Compelling news from the refugee and migrant sector

Rethinking the notion of ‘brain drain’

27 May 20250 comments

Rather than a ‘brain drain’, the outward flow of talent may actually act as a driver of economic expansion, enhanced human capital, and amplified innovation in migrants’ countries of origin, new research suggests.

A new study by the University of California’s School of Global Policy and Strategy says that increasing access to labour markets in developed nations fosters an environment where origin countries benefit from remittances, knowledge transfer, and heightened domestic workforce capabilities.

Published in the journal ‘Science’, the study explores the relationships between educational incentives, professional networking, and cross-border economic activity.

It found that migration channels can serve not only as pathways for individual betterment but also as mechanisms for collective prosperity.

Study co-author Associate Professor Gaurav Khanna said that when countries maintain access to first world labour markets, global prosperity increases.

“Conversely, shutting these doors risks forfeiting shared economic gains,” he said.

The researchers the current landscape of US immigration policy, which has seen tightened controls on work visas and restrictions on student and return migration, has negative effects on not just the domestic labour market but they “ripple outward, influencing global innovation trajectories and economic development patterns”.

The research highlighted how the opportunity to migrate incentivises individuals in lower-income nations to pursue tertiary education and specialist training.

This can expand the skilled workforce within the home countries themselves and the overall quality of human capital capacity improves, not just for potential emigrants but also for those who remain, bolstering the countries’ innovation and competitive edge.
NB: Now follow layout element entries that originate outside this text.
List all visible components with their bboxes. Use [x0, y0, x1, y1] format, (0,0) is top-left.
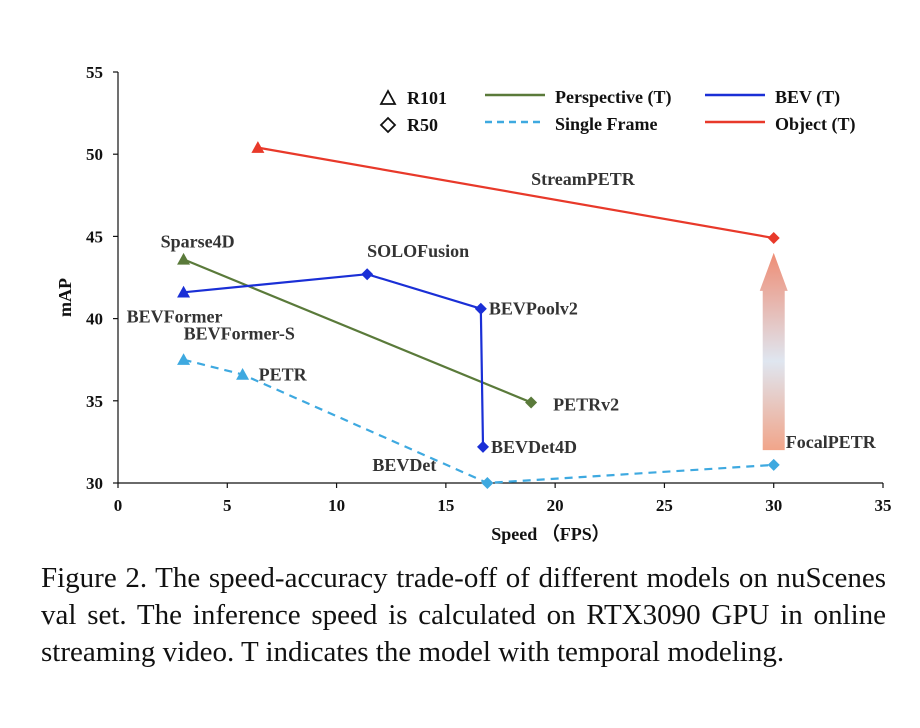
legend-label: Single Frame [555, 114, 657, 134]
legend-label: R101 [407, 88, 447, 108]
data-point [525, 396, 538, 409]
point-label: BEVFormer-S [184, 324, 295, 344]
x-tick-label: 30 [765, 496, 782, 515]
y-tick-label: 35 [86, 392, 103, 411]
improvement-arrow [759, 252, 788, 451]
data-point [177, 285, 191, 298]
data-point [177, 252, 191, 265]
legend-label: R50 [407, 115, 438, 135]
x-axis-title: Speed （FPS） [491, 524, 610, 544]
data-point [477, 440, 490, 453]
legend-label: BEV (T) [775, 87, 840, 108]
y-axis-title: mAP [55, 278, 75, 317]
data-point [236, 367, 250, 380]
y-tick-label: 30 [86, 474, 103, 493]
y-tick-label: 45 [86, 227, 103, 246]
y-tick-label: 55 [86, 63, 103, 82]
point-label: FocalPETR [786, 432, 877, 452]
point-label: PETRv2 [553, 394, 619, 414]
point-label: BEVPoolv2 [489, 299, 578, 319]
data-point [177, 353, 191, 365]
x-tick-label: 35 [875, 496, 892, 515]
series-line-bev-t [183, 273, 485, 447]
point-label: Sparse4D [161, 231, 235, 251]
data-point [251, 141, 265, 153]
data-point [474, 302, 487, 315]
legend-triangle-marker [379, 89, 397, 105]
series-line-single-frame [183, 358, 774, 485]
series-line-perspective-t [183, 258, 532, 404]
x-tick-label: 20 [547, 496, 564, 515]
x-tick-label: 10 [328, 496, 345, 515]
x-tick-label: 25 [656, 496, 673, 515]
data-point [361, 268, 374, 281]
point-label: BEVDet [372, 455, 436, 475]
data-point [767, 458, 780, 471]
point-label: SOLOFusion [367, 241, 469, 261]
point-label: BEVFormer [127, 306, 223, 326]
series-line-object-t [257, 146, 774, 240]
speed-accuracy-chart: 30 35 40 45 50 55 0 5 10 15 20 25 30 35 Speed （FPS） mAP… [55, 63, 892, 544]
x-tick-label: 0 [114, 496, 123, 515]
y-tick-label: 40 [86, 310, 103, 329]
legend-label: Perspective (T) [555, 87, 671, 108]
x-tick-label: 15 [437, 496, 454, 515]
point-label: BEVDet4D [491, 437, 577, 457]
annotation-label: StreamPETR [531, 169, 636, 189]
data-point [481, 477, 494, 489]
point-label: PETR [259, 364, 308, 384]
figure-caption: Figure 2. The speed-accuracy trade-off o… [41, 562, 886, 668]
y-tick-label: 50 [86, 145, 103, 164]
legend-diamond-marker [379, 116, 397, 134]
x-tick-label: 5 [223, 496, 232, 515]
data-point [767, 232, 780, 245]
legend-label: Object (T) [775, 114, 855, 135]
The study found that skilled migrants often forge and sustain professional ties across borders, creating international networks that drive trade and investment ad well as transnational research projects.

It says migrants often leverage their familiarity with foreign markets and business practices to win new business and embed domestic firms within global supply chains.

“This bridging role significantly enhances both the entrepreneurial environment and the technological sophistication of origin economies,” the study says.

The study references the expansion of US nursing visas for Filipino workers, which triggered a rise in enrolments in nursing schools.

This meant nine new Filipino nurses were trained for every one who migrated to the US under the visa program.

Similarly, in the case of India the relaxation of H-1B visa constraints correlated with a 10 per cent increase in the US earnings of Indian migrants and a 5.8 per cent growth in IT employment back home.

The study also looks at the role diaspora networks play as conduits for knowledge and capital flows.

It says that rather than just sources of labour, migrants are a conduit for innovation, market expansion and collaborative ventures that reshape global economic landscapes.

“By connecting firms and research institutions across continents, talented migrants act as pivotal linchpins in the globalisation of knowledge economies,” the study says.

In conclusion, the study says skilled emigration from developing countries can create positive chain reactions that benefit the origin countries.

It urges destination country governments, particularly the US, to recognise the reciprocal advantages of sustaining open, equitable, and responsive immigration frameworks.